Enfatizó las palabras “mi casa” e “invitado” con clara intención.

—Mamá… —llamó Oscar con voz suave.

—Papá fue invitado por nosotros —añadió rápidamente Edward después de él.

Lydia miró a los dos niños, sorprendida y sin palabras.

Dentro de la casa, Martha había oído el alboroto y salió corriendo. —Lydia, señor, todos son invitados esta noche. Pasen, podemos hablar más adentro.

Pero Henry se quedó allí como una estatua, con los ojos fijos en Michael como si ni siquiera hubiera escuchado una palabra. Michael Shaw tenía una suave sonrisa en su rostro, claramente sin tomarse a pecho la hostilidad. Dio una risa impotente y saludó con calma.

—Sr. Lawson, ha pasado tiempo.

Los ojos de Henry Lawson se detuvieron en su mano por un momento antes de que sus labios se curvaran con sarcasmo.

—Así que, ¿el Dr. Shaw abandonó la medicina para ser el perro faldero de alguien ahora?

Un destello de dolor agudo cruzó los ojos de Michael; el resentimiento y el dolor surgieron en su interior.

Pero antes de que pudiera decir algo, Lydia Abbott intervino, frunciendo el ceño mientras lo defendía.

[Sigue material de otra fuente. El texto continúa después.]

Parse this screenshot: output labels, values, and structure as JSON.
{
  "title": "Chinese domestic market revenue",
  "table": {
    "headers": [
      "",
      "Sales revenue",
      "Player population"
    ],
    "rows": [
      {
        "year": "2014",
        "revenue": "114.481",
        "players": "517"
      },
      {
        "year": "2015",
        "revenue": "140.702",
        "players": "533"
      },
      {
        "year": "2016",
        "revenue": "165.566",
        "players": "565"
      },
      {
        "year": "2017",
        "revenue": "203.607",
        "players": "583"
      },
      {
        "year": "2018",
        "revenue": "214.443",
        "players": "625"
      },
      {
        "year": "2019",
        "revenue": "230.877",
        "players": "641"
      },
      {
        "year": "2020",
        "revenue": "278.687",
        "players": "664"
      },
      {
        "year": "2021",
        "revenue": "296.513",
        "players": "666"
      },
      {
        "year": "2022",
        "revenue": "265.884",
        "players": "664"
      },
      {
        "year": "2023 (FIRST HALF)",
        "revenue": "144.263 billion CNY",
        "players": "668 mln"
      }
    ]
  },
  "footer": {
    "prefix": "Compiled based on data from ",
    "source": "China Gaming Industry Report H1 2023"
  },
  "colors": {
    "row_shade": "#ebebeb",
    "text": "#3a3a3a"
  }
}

—Henry Lawson, cuida tu boca.

Lanzó una mirada de advertencia a los dos niños antes de tomar a Michael del brazo y darse la vuelta.

—Vamos adentro.

Sorprendido por la mirada de Lydia, Oscar encogió un poco el cuello.

Mientras Lydia se alejaba, Oscar sacó la lengua.

—Estamos perdidos.

Edward exhaló profundamente.

—Te lo dije—sorprender a Mamá sin preguntar fue una idea terrible.

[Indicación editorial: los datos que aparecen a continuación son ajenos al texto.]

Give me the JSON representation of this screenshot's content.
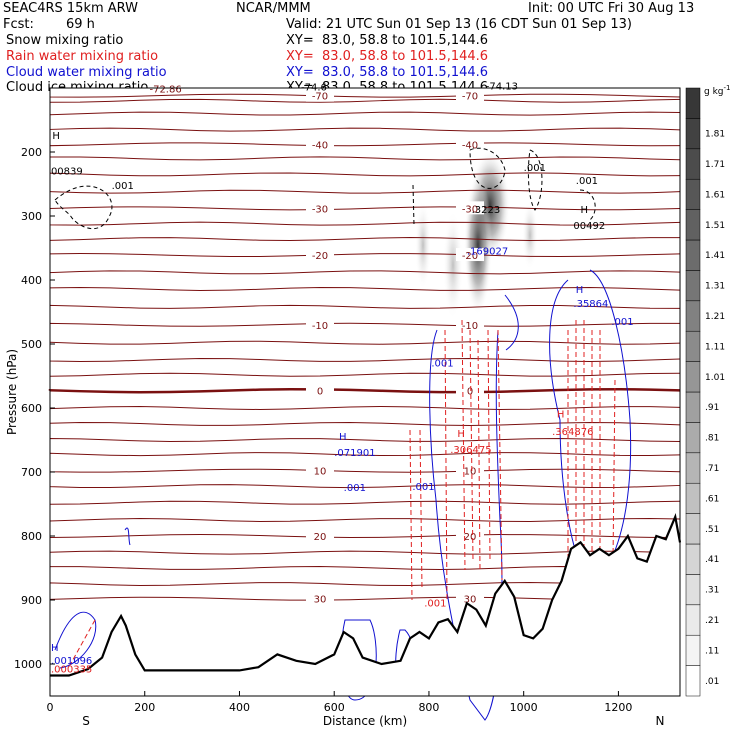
{
  "header": {
    "model": "SEAC4RS 15km ARW",
    "org": "NCAR/MMM",
    "init": "Init: 00 UTC Fri 30 Aug 13",
    "fcst_label": "Fcst:",
    "fcst_value": "69 h",
    "valid": "Valid: 21 UTC Sun 01 Sep 13 (16 CDT Sun 01 Sep 13)"
  },
  "fields": [
    {
      "name": "Snow mixing ratio",
      "xy": "XY=  83.0, 58.8 to 101.5,144.6",
      "color": "#000000"
    },
    {
      "name": "Rain water mixing ratio",
      "xy": "XY=  83.0, 58.8 to 101.5,144.6",
      "color": "#e02020"
    },
    {
      "name": "Cloud water mixing ratio",
      "xy": "XY=  83.0, 58.8 to 101.5,144.6",
      "color": "#1010d0"
    },
    {
      "name": "Cloud ice mixing ratio",
      "xy": "XY=  83.0, 58.8 to 101.5,144.6",
      "color": "#000000"
    }
  ],
  "chart_data": {
    "type": "cross-section",
    "xlabel": "Distance (km)",
    "ylabel": "Pressure (hPa)",
    "xlim": [
      0,
      1330
    ],
    "ylim": [
      1050,
      100
    ],
    "xticks": [
      0,
      200,
      400,
      600,
      800,
      1000,
      1200
    ],
    "yticks": [
      200,
      300,
      400,
      500,
      600,
      700,
      800,
      900,
      1000
    ],
    "left_end": "S",
    "right_end": "N",
    "colorbar": {
      "units": "g kg",
      "units_exp": "-1",
      "labels": [
        ".01",
        ".11",
        ".21",
        ".31",
        ".41",
        ".51",
        ".61",
        ".71",
        ".81",
        ".91",
        "1.01",
        "1.11",
        "1.21",
        "1.31",
        "1.41",
        "1.51",
        "1.61",
        "1.71",
        "1.81"
      ]
    },
    "temperature_contours": [
      {
        "label": "-70",
        "p": 112
      },
      {
        "label": "-40",
        "p": 188
      },
      {
        "label": "-30",
        "p": 288
      },
      {
        "label": "-20",
        "p": 361
      },
      {
        "label": "-10",
        "p": 470
      },
      {
        "label": "0",
        "p": 573
      },
      {
        "label": "10",
        "p": 698
      },
      {
        "label": "20",
        "p": 800
      },
      {
        "label": "30",
        "p": 898
      }
    ],
    "terrain": {
      "x": [
        0,
        40,
        80,
        110,
        130,
        150,
        160,
        180,
        200,
        220,
        250,
        300,
        400,
        440,
        480,
        520,
        560,
        600,
        620,
        640,
        660,
        700,
        740,
        760,
        780,
        800,
        820,
        840,
        860,
        880,
        900,
        920,
        940,
        960,
        980,
        1000,
        1020,
        1040,
        1060,
        1080,
        1100,
        1120,
        1140,
        1160,
        1180,
        1200,
        1220,
        1240,
        1260,
        1280,
        1300,
        1320,
        1330
      ],
      "p": [
        1018,
        1018,
        1008,
        990,
        950,
        925,
        940,
        985,
        1010,
        1010,
        1010,
        1010,
        1010,
        1005,
        985,
        995,
        1000,
        985,
        950,
        960,
        990,
        1000,
        995,
        960,
        950,
        960,
        935,
        930,
        950,
        905,
        915,
        940,
        890,
        870,
        895,
        955,
        960,
        945,
        900,
        870,
        820,
        810,
        830,
        820,
        830,
        820,
        800,
        835,
        840,
        800,
        805,
        770,
        810
      ]
    },
    "labels": [
      {
        "text": "-72.86",
        "x": 210,
        "p": 107,
        "color": "#7a1010"
      },
      {
        "text": "-74.6",
        "x": 530,
        "p": 104,
        "color": "#000000"
      },
      {
        "text": "-74.13",
        "x": 920,
        "p": 102,
        "color": "#000000"
      },
      {
        "text": "H",
        "x": 5,
        "p": 180,
        "color": "#000000"
      },
      {
        "text": "00839",
        "x": 2,
        "p": 235,
        "color": "#000000"
      },
      {
        "text": ".001",
        "x": 130,
        "p": 258,
        "color": "#000000"
      },
      {
        "text": ".001",
        "x": 1000,
        "p": 230,
        "color": "#000000"
      },
      {
        "text": ".001",
        "x": 1110,
        "p": 250,
        "color": "#000000"
      },
      {
        "text": "H",
        "x": 1120,
        "p": 295,
        "color": "#000000"
      },
      {
        "text": "00492",
        "x": 1105,
        "p": 320,
        "color": "#000000"
      },
      {
        "text": ".3223",
        "x": 890,
        "p": 295,
        "color": "#000000"
      },
      {
        "text": ".169027",
        "x": 880,
        "p": 360,
        "color": "#1010d0"
      },
      {
        "text": "H",
        "x": 1110,
        "p": 420,
        "color": "#1010d0"
      },
      {
        "text": ".35864",
        "x": 1105,
        "p": 442,
        "color": "#1010d0"
      },
      {
        "text": ".001",
        "x": 1185,
        "p": 470,
        "color": "#1010d0"
      },
      {
        "text": ".001",
        "x": 805,
        "p": 535,
        "color": "#1010d0"
      },
      {
        "text": "H",
        "x": 1070,
        "p": 615,
        "color": "#e02020"
      },
      {
        "text": ".364876",
        "x": 1060,
        "p": 642,
        "color": "#e02020"
      },
      {
        "text": "H",
        "x": 860,
        "p": 645,
        "color": "#e02020"
      },
      {
        "text": ".306475",
        "x": 845,
        "p": 670,
        "color": "#e02020"
      },
      {
        "text": "H",
        "x": 610,
        "p": 650,
        "color": "#1010d0"
      },
      {
        "text": ".071901",
        "x": 600,
        "p": 675,
        "color": "#1010d0"
      },
      {
        "text": ".001",
        "x": 620,
        "p": 730,
        "color": "#1010d0"
      },
      {
        "text": ".001",
        "x": 765,
        "p": 728,
        "color": "#1010d0"
      },
      {
        "text": ".001",
        "x": 790,
        "p": 910,
        "color": "#e02020"
      },
      {
        "text": "H",
        "x": 2,
        "p": 980,
        "color": "#1010d0"
      },
      {
        "text": ".001096",
        "x": 2,
        "p": 1000,
        "color": "#1010d0"
      },
      {
        "text": ".000335",
        "x": 2,
        "p": 1013,
        "color": "#e02020"
      }
    ]
  }
}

—Oh, no intentes hacerte el sabio ahora. Tú estuviste de acuerdo igual de rápido —refunfuñó Oscar.

—Touché…

Oscar dejó escapar un suspiro.

—Cielos, ni siquiera quiero imaginar cómo nos va a tratar Mamá después.

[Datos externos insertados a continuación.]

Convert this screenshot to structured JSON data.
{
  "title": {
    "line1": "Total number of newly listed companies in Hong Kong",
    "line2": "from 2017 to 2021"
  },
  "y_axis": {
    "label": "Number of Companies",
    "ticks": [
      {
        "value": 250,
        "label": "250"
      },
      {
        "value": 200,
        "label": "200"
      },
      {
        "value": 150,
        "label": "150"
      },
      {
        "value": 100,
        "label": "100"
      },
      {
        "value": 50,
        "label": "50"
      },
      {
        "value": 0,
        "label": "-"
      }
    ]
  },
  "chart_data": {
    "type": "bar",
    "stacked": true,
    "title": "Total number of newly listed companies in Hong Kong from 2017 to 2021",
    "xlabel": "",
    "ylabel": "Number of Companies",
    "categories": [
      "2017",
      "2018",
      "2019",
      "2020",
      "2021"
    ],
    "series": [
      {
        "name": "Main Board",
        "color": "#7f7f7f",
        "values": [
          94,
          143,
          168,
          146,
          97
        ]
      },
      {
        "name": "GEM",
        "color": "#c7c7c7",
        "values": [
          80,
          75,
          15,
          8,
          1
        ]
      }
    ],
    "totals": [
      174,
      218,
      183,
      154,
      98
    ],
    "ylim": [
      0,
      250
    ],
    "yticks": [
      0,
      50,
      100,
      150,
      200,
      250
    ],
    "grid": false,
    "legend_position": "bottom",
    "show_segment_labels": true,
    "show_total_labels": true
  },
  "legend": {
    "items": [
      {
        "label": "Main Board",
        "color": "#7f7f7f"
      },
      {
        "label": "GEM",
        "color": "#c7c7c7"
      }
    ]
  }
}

—No se atreverá. —Una voz masculina confiada sonó desde arriba.

Oscar levantó la mirada y se encontró con los ojos de Henry, quien añadió:

—Si se atreve a ponerles un dedo encima, yo

—¿Tú qué? —Oscar lo miró con curiosidad.

—… —Siendo observado fijamente por el niño, Henry perdió impulso y dijo con cara rígida:

— Los llevaré a ambos de vuelta a la Finca Halcyon.

—Pfft. —Oscar puso los ojos en blanco dramáticamente—. Vaya, no me impresiona.

—Ya, suficiente —interrumpió rápidamente Edward—. Oscar, Papá, entremos ya.

Los tres siguieron a Lydia al interior.

Al entrar, Martha Warren salió a recibirlos.

—Lydia, jóvenes amos—¡vengan, la cena está lista!

Todos tomaron asiento en la mesa justo cuando el teléfono de Lydia comenzó a sonar de nuevo.

Miró hacia abajo—era Jordán Quinn.

Contestó rápidamente.

—Hola, ¿Jordán?

Su voz se escuchó, obviamente disgustado.

—Lydia, acabo de enterarme que hay una brecha de financiación para tu proyecto. ¿Por qué no me lo dijiste?

Lydia soltó una ligera risa.

—Gracias por preocuparte. Planeaba hablar contigo si no podíamos solucionarlo. Pero afortunadamente, la financiación para el nuevo proyecto de investigación llegó esta mañana.

En ese momento, Martha pasó con una bandeja, y en su esfuerzo por apartarse, Lydia accidentalmente activó el altavoz.

La voz de Jordán resonó:

—¿Tan rápido? ¿Quién es el inversor?

Henry parecía tranquilo, pero una pequeña sonrisa asomó en la comisura de sus labios.

Incluso los niños intercambiaron una mirada, claramente emocionados.

Oscar articuló en silencio:

—¡Momento de brillar!

Edward, conocedor del plan, asintió con entusiasmo.

Sin embargo, antes de que pudieran decir algo, Lydia ni siquiera notó sus expresiones. En cambio, sonrió a Michael y luego respondió simplemente:

—Fue Michael Shaw, él invirtió a su nombre.